= Talkback with Jerry Galvin =

Jerry Galvin hosted Talkback, a humorous radio talk show that aired first in Cincinnati, Ohio, on WAIF, and later was aired on 66 NPR stations.

== History ==
Talkback was a parody of America's traditional call-in radio talk shows of the 1970s. Such shows in that era were always devoted to serious topics. Paradoxically, no religion or politics were usually allowed. In 1975 Jerry Galvin began a weekly program that used what he termed a "radio scam" as the show's theme each week. Each show was launched with Galvin telling a stream-of-consciousness, unscripted story about something that happened to him or was about to happen to the listeners or to the world. The stories were generally either partially or totally untrue. Once the phone lines were opened for comments, two distinct types of callers were heard. Those who got the joke and improvisationally advanced that night's fake story. And those who were upset or outraged by the story.

Host Galvin was a Cincinnati ad executive best known for teaming up with Jay Gilbert to create commercials promoting all Cincinnati radio stations with their imaginary Plummet Mall.

The Talkback "cast" consisted of several dozen regulars, many of whom would call weekly to play along with whatever phony topic or riff Jerry set up. After the show developed its stable of regular callers, shows would sometimes be built around the regulars themselves interacting, such as on-air wedding ceremonies between them.

Tipping his hand and hinting at the show's satirical nature, Jerry often described his clothing as "the same each day: Hush Puppy knockoffs, argyle socks, plaid Bermuda shorts, a Hawaiian shirt, and a pith helmet." Jerry often teased the station where his show originated by referring to WAIF as a station with a signal so weak the best reception was in the parking lot. He also described his most famous screener, Lynn Wendell as "Our Lady in Leather," wearing leather S&M gear (in contrast to most radio talk shows whose official on-air policy was not to mention the screener at all). While Lynn was never a voice heard during the shows, her toughness was often discussed by callers. She would simply hang up on anyone who didn't have a funny enough idea to keep the show moving.

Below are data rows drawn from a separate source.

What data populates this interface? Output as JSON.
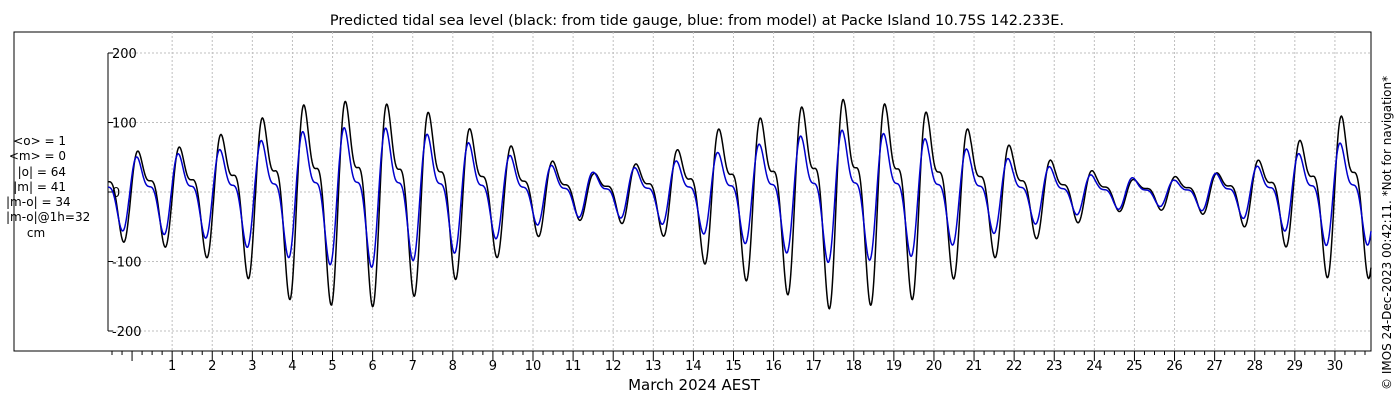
{
  "stats": {
    "mean_obs": "<o> = 1",
    "mean_model": "<m> = 0",
    "abs_obs": "|o| = 64",
    "abs_model": "|m| = 41",
    "abs_diff": "|m-o| = 34",
    "abs_diff_1h": "|m-o|@1h=32",
    "unit": "cm"
  },
  "credit": "© IMOS 24-Dec-2023 00:42:11. *Not for navigation*",
  "colors": {
    "observed": "#000000",
    "model": "#0000cc",
    "grid": "#bfbfbf"
  },
  "chart_data": {
    "type": "line",
    "title": "Predicted tidal sea level (black: from tide gauge, blue: from model) at Packe Island 10.75S 142.233E.",
    "xlabel": "March 2024 AEST",
    "ylabel": "",
    "ylim": [
      -215,
      215
    ],
    "xlim": [
      -0.6,
      30.9
    ],
    "x_unit": "day of March 2024",
    "x_ticks": [
      1,
      2,
      3,
      4,
      5,
      6,
      7,
      8,
      9,
      10,
      11,
      12,
      13,
      14,
      15,
      16,
      17,
      18,
      19,
      20,
      21,
      22,
      23,
      24,
      25,
      26,
      27,
      28,
      29,
      30
    ],
    "y_ticks": [
      -200,
      -100,
      0,
      100,
      200
    ],
    "grid": true,
    "series": [
      {
        "name": "from tide gauge",
        "color": "#000000",
        "amplitude_envelope": [
          [
            -0.6,
            62
          ],
          [
            1.5,
            75
          ],
          [
            4.0,
            140
          ],
          [
            5.8,
            150
          ],
          [
            7.5,
            128
          ],
          [
            10.0,
            60
          ],
          [
            11.5,
            30
          ],
          [
            13.2,
            55
          ],
          [
            14.5,
            100
          ],
          [
            17.5,
            152
          ],
          [
            19.5,
            138
          ],
          [
            21.5,
            85
          ],
          [
            23.2,
            45
          ],
          [
            25.0,
            20
          ],
          [
            27.0,
            30
          ],
          [
            28.5,
            60
          ],
          [
            30.2,
            125
          ],
          [
            30.9,
            110
          ]
        ],
        "mean_level": 0
      },
      {
        "name": "from model",
        "color": "#0000cc",
        "amplitude_envelope": [
          [
            -0.6,
            50
          ],
          [
            2.0,
            62
          ],
          [
            4.5,
            95
          ],
          [
            6.0,
            100
          ],
          [
            8.0,
            82
          ],
          [
            10.0,
            45
          ],
          [
            11.5,
            30
          ],
          [
            13.0,
            40
          ],
          [
            15.0,
            65
          ],
          [
            17.5,
            95
          ],
          [
            19.5,
            85
          ],
          [
            21.5,
            55
          ],
          [
            24.0,
            25
          ],
          [
            26.0,
            18
          ],
          [
            28.0,
            38
          ],
          [
            30.0,
            75
          ],
          [
            30.9,
            70
          ]
        ],
        "mean_level": 0
      }
    ]
  }
}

In the 1980s after Talkback received a front page feature in the Wall Street Journal and was also featured on NBC’s The Today Show, the program was nationally distributed to National Public Radio stations. The name of the show was changed to TalkTalk with Jerry Galvin after producers of a Los Angeles show named Talkback threatened a lawsuit.

The program underwent one more name change to "It's Those Stupid Galvins Again," when Jerry's brother Jene joined Jerry for the weekly programs that by then aired on WVXU in Cincinnati. The improvisational, scam-based format remained unchanged throughout the show's more than 30-year run.

On March 14,2026, Jerry Galvin provided the following obituary about himself, written by him long before he died.

Jerry Galvin doesn’t know whether or not he died peacefully in his sleep, since I’m Jerry, and this obituary was written by me when I was alive and quite well. However, I died on …….. (Robin Galvin — you’ll meet her a few sentences from now — put in that correct date.) After being born in 1940 in Cincinnati, everything progressed pretty happily until I landed my first real adult job, as a disc jockey. I wasted two years spinning records for a couple of small radio stations before realizing I was a mediocre (at best) DJ. So I got a job in production and later, sales, at a vastly larger station. After a few years of that, I put radio employment in my rear view mirror and opened an advertising agency in Cincinnati, where I could be my own boss, which I loved. Despite my disappointing “Buy High, Sell Low” investment strategy, my ad business prospered, so I dabbled in radio as a hobby. Not spinning records — just talking. What followed were decades of Sunday night comedic shows on public radio, eventually carried by 66 stations across the country. I’d open each program with a made up story that always included something outrageous to generate calls from angry listeners. Those listeners were offset by creative callers who helped wring more comedy out of the fake stories. Among the most creative callers was one named Robin. I eventually managed to get her last name, and tracked her down. We fell in love (obvious to sharp listeners) and married. When my 62nd birthday rolled around, I sold my advertising agency, quit my radio hobby, and devoted the next twenty years to writing and producing ads and commercials as a consultant before fully retiring and finally, dying. As for the afterlife, I’m probably just now getting used to it. Robin’ll put more traditional obituary information here.